Idiopathic Intracranial Hypertension (IIH)

By: Seniha Ozudogru, MD
Headache Medicine Fellow
University of Utah Neurology Department

Idiopathic Intracranial Hypertension is a rare disease that primarily impacts women during their reproductive years. Also known as a High-Pressure Headache, the most common symptom of IIH is head pain that can be severe and long-term. Cause by raised pressure within the skull, the root reasoning behind this condition is unknown. We asked Dr. Seniha Ozudogru from the University of Utah Neurology Department to shed some light on the disease.

What is Idiopathic Intracranial Hypertension (IIH)?

Previously known as Pseudotumour cerebri, IIH is a disorder with elevated pressure inside the skull, which puts pressure on the brain. Idiopathic means the cause of the raised pressure is unknown. Most commonly, IIH occurs in obese women of childbearing age. The brain and the spinal cord are bathed in a clear, watery fluid called cerebrospinal fluid (CSF). This fluid helps to cushion the brain from contact with the skull when the head is moved vigorously. In IIH, there is too much CSF.
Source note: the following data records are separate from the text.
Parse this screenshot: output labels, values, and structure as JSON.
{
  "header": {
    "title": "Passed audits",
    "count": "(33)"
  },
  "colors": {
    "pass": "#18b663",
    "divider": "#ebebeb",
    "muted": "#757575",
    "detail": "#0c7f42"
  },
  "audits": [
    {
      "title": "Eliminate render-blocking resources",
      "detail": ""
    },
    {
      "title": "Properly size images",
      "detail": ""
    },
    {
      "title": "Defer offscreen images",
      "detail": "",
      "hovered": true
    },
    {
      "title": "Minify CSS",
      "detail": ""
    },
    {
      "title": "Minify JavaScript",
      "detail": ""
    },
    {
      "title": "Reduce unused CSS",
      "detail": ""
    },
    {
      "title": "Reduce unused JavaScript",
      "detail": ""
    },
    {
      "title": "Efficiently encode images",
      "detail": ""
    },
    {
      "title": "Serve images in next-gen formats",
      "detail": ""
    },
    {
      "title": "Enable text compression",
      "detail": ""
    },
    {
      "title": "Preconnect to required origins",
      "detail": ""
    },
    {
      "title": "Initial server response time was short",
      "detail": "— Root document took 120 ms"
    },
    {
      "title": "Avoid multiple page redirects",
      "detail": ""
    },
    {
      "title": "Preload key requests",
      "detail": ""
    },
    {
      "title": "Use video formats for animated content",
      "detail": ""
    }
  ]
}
How Do I Know If I Have IIH?

A headache associated with IIH can mimic migraine or a tension-type headache. They are frequently worse in the morning and can even wake you up from sleep. Other symptoms accompany the headache such as temporary vision dimming, double vision, noises in the ear that may be synchronous with a heartbeat, neck pain, and migraine symptoms like nausea, photo and photophobia.

What Causes IIH?

Most people with IIH have a history of recent weight gain or obesity. Other causes include medications such as tetracycline, excessive Vitamin A, Tretinoin, steroids, growth hormone.

How is IIH Diagnosed?

The correct diagnosis is essential. First, your doctor will give you a thorough eye exam, which is the most important part of the neurological examination. It will include a funduscopic exam, a formal visual field test (not just an eye chart), and an eye movement test. He/she should then perform an MRI or CT scan to rule out the possibility of an intracranial lesion. Then, a spinal tap is required to determine if there is raised pressure. You should be lying on your side and not sitting when this is performed.
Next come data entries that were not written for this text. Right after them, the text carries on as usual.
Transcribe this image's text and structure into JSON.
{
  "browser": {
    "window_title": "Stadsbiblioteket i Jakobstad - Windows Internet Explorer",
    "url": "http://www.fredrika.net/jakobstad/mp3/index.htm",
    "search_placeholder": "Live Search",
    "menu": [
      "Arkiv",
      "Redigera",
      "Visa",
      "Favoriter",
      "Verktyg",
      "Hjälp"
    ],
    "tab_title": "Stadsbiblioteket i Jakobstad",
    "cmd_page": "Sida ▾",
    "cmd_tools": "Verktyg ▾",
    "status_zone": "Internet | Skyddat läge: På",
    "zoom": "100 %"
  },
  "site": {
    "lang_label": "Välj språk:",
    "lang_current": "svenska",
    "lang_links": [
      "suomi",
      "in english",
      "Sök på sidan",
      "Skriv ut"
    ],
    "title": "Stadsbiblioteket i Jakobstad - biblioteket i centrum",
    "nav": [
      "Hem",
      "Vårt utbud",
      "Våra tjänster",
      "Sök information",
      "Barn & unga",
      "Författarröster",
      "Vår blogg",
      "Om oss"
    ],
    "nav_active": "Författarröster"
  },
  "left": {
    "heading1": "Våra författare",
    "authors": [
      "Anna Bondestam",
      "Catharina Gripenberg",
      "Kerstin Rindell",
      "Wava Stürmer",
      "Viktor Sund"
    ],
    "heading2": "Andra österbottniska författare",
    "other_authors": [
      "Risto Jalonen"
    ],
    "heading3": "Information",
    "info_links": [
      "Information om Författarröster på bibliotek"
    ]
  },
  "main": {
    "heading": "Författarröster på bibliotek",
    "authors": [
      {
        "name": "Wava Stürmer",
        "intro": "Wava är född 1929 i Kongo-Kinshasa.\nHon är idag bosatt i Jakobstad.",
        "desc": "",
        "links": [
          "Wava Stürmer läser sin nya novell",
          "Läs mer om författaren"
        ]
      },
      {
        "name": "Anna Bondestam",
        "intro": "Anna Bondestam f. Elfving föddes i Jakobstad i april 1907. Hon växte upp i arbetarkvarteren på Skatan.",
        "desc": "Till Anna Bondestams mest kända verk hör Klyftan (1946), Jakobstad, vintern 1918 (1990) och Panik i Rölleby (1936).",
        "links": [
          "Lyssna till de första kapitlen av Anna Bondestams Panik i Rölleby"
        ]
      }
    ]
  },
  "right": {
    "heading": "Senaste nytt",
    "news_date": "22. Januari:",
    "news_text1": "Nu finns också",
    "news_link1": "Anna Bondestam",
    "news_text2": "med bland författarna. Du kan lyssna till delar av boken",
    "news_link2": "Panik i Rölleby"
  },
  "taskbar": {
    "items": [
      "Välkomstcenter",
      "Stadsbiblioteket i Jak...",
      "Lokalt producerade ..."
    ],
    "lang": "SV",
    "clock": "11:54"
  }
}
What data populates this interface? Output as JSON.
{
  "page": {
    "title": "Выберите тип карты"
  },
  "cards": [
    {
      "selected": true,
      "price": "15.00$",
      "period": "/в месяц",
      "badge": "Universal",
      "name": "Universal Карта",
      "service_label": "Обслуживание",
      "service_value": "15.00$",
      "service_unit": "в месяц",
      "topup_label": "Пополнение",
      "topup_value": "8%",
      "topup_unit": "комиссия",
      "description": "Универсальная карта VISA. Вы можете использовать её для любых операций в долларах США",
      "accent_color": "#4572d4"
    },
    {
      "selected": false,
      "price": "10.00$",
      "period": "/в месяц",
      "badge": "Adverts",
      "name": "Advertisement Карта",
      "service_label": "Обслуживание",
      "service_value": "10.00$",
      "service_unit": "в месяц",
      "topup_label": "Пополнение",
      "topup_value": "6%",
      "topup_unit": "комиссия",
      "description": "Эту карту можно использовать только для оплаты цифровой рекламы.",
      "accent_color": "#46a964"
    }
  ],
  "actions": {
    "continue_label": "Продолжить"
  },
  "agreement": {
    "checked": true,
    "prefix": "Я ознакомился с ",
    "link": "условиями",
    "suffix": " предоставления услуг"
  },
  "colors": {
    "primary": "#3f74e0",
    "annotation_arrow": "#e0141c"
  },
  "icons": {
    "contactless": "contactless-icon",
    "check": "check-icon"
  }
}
Be sure your doctor also completes imaging studies for cerebral venous sinus thrombosis (clot in brain veins) since this can present itself almost exactly like IIH.

Is There Treatment For Idiopathic Intracranial Hypertension?

Because ongoing, high intracranial pressure can damage the optic nerve and result in permanent loss of vision, the goal of treatment is to decrease the pressure and preserve the optic nerve.  The most effective way is to lose weight while also taking Acetazolamide. The most common side effects are paresthesia, metallic taste and drowsiness. Acetazolamide and other diuretics can be used to reduce cerebrospinal fluid (CSF) production. Topiramate can be used for people who cannot tolerate Acetazolamide.  If medical management fails, optic nerve fenestration, neurosurgical shunts, and occasionally weight loss surgery should be considered in those who are unable to lose weight.

If you believe you suffer from IIH, consult a headache specialist who can help direct you toward diagnosis and treatment options. Please visit the American Migraine Foundation website to find a doctor in your area.

References:

Headache Classification Committee of the International Headache Society (IHS). The International Classification of Headache Disorders, 3rd edition (beta version). Cephalalgia, 2013; 33(9): 629–808

Misdiagnosing idiopathic intracranial hypertension: You’ve got some nerve. Galetta SL, Digre KB. Neurology. 2016 Jan 26;86(4):318-9.

Effect of acetazolamide on visual function in patients with idiopathic intracranial hypertension and mild visual loss: the idiopathic intracranial hypertension treatment trial. NORDIC Idiopathic Intracranial Hypertension Study Group Writing Committee, Wall M, McDermott MP, Kieburtz KD, Corbett JJ, Feldon SE, Friedman DI, Katz DM, Keltner JL, Schron EB, Kupersmith MJ. JAMA. 2014 Apr 23-30;311(16):1641-51.